Richard Ferrand et Edouard Philippe à Tours devant les députés macronistes le 11 septembre 2018. — GUILLAUME SOUVANT / AFP

REPORTAGE

A Tours, Edouard Philippe resserre les rangs de la majorité avant une «année de bagarre»

Le Premier ministre s’est exprimé devant les députés et les journalistes ce mardi à Tours (Indre-et-Loire) en clôture du séminaire des parlementaires de La République en marche…

  • Edouard Philippe était ce mardi à Tours pour une réunion du groupe parlementaire LREM.
  • Il a ensuite prononcé un discours devant les élus macronistes et les journalistes.

De notre envoyée spéciale à Tours (Indre-et-Loire),

Rien de tel qu’un peu d’humour pour remotiver les troupes. Après avoir élu leur candidat pour le perchoir de l'Assemblée lundi, les députés de La République en marche se sont un peu détendus ce mardi matin en écoutant le discours d’ Edouard Philippe. Le Premier ministre a digressé de la politique à la littérature, sans se priver de quelques bons mots et clins d’œil, lorsqu’il a cité, sous les rires, le livre En marge, en insistant bien sur le « g », ou en racontant qu’il écoutait France Inter le matin, ce qui lui causait « parfois des surprises ». Mais après les blagues, place au sérieux.

« Une année de bagarre »

L’ancien maire du Havre, qui n’est pas membre de LREM, a exhorté les parlementaires de la majorité à sortir du « tourbillon de l’actualité », leur prédisant « une année de bagarre ». Les députés se retrouvent à l’aube d’une rentrée difficile, le Premier le reconnaît. « Lorsque les choses semblaient simples il y a an, il m’est arrivé de vous dire qu’elles seraient plus compliquées. Je ne m’étais pas trompé. »

Face aux difficultés, Edouard Philippe a choisi d’être combatif et de marteler les « mantras » macronistes, rappelant que la majorité doit agir pour « une France de l’émancipation et de la solidarité réelle ». « J’entends parfois que le gouvernement ne marche pas sur ses deux jambes, c’est faux », a-t-il lancé aux députés dont certains ont fait part de leurs inquiétudes et réclamé des mesures sociales au gouvernement.

Il a appelé les élus assis dans l’auditorium du centre des congrès (250 selon LREM) à se « consacrer à l’essentiel », à savoir le programme de réformes d’Emmanuel Macron, qu’il a de nouveau longuement détaillé.

Pluie de réformes et soutien sans failles au gouvernement

Le calendrier parlementaire s’annonce très chargé : les députés vont devoir examiner et faire adopter cet automne des textes sur l’alimentation, la fraude fiscale, l’entreprise, en plus des lois de finance. « La rentrée est dense », note Richard Ferrand, mais « nous sommes plus aguerris au travail parlementaire », assure le futur président de l'Assemblée nationale, qui a géré pendant 15 mois un groupe de plus de 300 députés dont de nombreux novices.

Cette stratégie du tapis de bombes aboutissant à un agenda parlementaire chargé est peut-être habile car « dès qu’on sort du programme, c’est le bordel, on n’est pas d’accord sur certains sujets », observe une députée.

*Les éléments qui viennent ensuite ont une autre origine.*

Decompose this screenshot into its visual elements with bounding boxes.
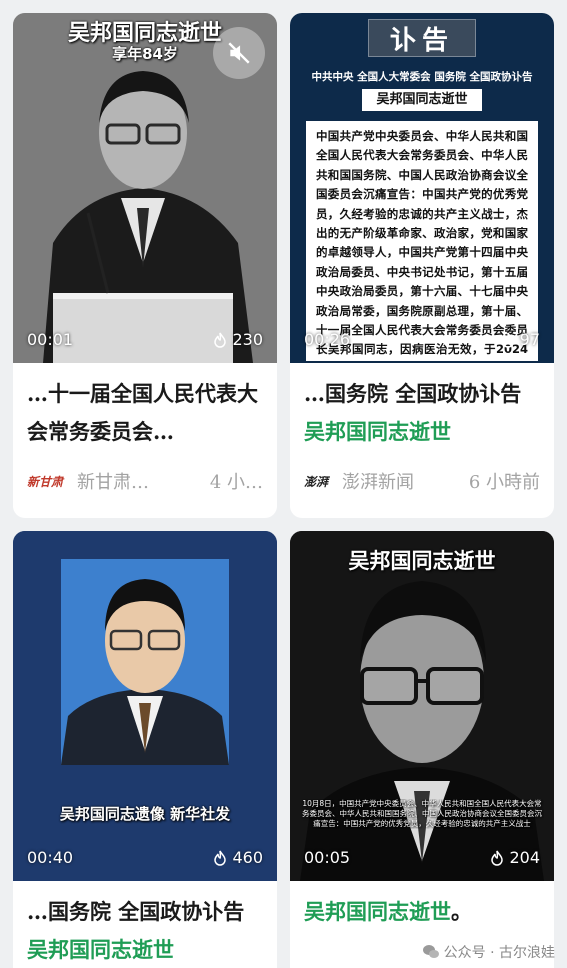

Avant le discours du Premier ministre, Richard Ferrand avait assuré que « jamais » les députés LREM ne « feraient défaut » au gouvernement.

« La vacuité de ces rencontres »

Dans la salle, quelques-uns prennent des notes, beaucoup regardent leur téléphone. Ça applaudit chaleureusement à la fin, en se levant. A la sortie, les troupes sont souriantes. « Ce genre de discours nous redonne de la perspective », souligne la députée de l’Isère Cendra Motin, candidate malheureuse au perchoir. « C’était très sincère et simple, je l’ai trouvé honnête et motivant pour redonner du champ », abonde le député des Français de l’étranger Joachim Son-Forget. Une motivation dont « certains avaient besoin », glisse une députée. En marge de ce concert de louanges, un député déplore toutefois « la vacuité de ces rencontres ».

« Il a raison de souligner les difficultés qui nous attendent », note de son côté la députée des Yvelines Aurore Bergé. « L’élection du futur président du groupe est potentiellement dangereuse, il y a un risque pour notre cohésion », glisse-t-elle au sujet du nouveau scrutin interne qui doit avoir lieu le 18 septembre.